Failed US Senate bill

The JUSTICE Act (S. 1686; Judicious Use of Surveillance Tools In Counterterrorism Efforts Act) was a proposed bill designed to amend the FISA Amendments Act and Patriot Act by reducing surveillance powers and strengthening protections of civil liberty. It was written by Russ Feingold and introduced in the United States Congress on September 17, 2009, but did not receive a vote.

== Background ==
With the sunset provisions of the Patriot Act expiring on December 31, 2009, the JUSTICE Act attempted to amend sections 206 and 215 before the reauthorization of them.

== Overview ==
=== Proposed amendments ===

- protecting the privacy of records by amending national security letter authority so records can only be accessed they have relations to a terror suspect or spy.
- protecting First Amendment rights by requiring the government to show national security would be jeopardized if the recipient of a gag order that comes with national security letters or Patriot Act section 215 orders is not gagged.
- protecting the privacy of homes and businesses by requiring searches to give prior notice in non-urgent circumstances.
- amending the material support statute by only prosecuting people who knowingly or intentionally gave items of value to support terrorist acts.

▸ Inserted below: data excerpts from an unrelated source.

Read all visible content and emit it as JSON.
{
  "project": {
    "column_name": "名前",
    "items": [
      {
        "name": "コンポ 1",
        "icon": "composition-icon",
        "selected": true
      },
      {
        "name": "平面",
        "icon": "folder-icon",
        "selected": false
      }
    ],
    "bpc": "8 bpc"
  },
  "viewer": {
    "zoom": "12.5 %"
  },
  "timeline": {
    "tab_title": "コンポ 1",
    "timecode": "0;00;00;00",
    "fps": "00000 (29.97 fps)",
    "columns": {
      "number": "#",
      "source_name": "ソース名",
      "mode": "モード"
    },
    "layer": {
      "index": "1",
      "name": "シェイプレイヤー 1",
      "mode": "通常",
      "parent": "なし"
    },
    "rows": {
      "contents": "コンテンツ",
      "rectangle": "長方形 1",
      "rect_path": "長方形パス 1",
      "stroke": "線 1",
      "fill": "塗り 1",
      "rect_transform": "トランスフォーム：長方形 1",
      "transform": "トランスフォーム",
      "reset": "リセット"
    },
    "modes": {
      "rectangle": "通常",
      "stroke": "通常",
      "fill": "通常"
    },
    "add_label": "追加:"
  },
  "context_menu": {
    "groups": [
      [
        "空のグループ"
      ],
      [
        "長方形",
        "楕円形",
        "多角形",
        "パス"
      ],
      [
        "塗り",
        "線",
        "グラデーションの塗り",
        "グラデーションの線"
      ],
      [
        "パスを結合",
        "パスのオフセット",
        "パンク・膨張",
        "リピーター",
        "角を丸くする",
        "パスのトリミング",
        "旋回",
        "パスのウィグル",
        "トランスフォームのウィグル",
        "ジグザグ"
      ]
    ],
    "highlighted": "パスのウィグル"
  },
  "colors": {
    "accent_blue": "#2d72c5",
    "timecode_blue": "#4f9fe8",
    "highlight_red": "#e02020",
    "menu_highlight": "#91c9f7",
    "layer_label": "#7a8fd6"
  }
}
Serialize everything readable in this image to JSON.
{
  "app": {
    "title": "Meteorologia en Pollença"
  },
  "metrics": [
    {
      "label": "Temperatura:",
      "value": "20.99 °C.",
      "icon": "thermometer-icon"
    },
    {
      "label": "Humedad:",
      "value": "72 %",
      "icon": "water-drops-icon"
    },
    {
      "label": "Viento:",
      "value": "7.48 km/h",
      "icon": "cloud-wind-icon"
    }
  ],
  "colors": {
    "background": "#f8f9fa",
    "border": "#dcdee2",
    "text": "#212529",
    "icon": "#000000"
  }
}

==== Amendments to Section 215 of the Patriot Act ====
- requiring the government to show records are related to a terrorist or spy before obtaining a secret warrant.

==== Amendments to Section 206 of the Patriot Act ====

- protecting the privacy of communications by requiring wiretaps to name the person or place that is being wiretapped.

==== Amendments to the FISA Amendments Act ====

- protecting the privacy of communications by requiring collections of phone calls and emails to be targeted and only viewed when there is a reason to suspect someone is related to terrorism.
- reversing legal immunity for telecommunications companies assisting with warrant-less wiretapping.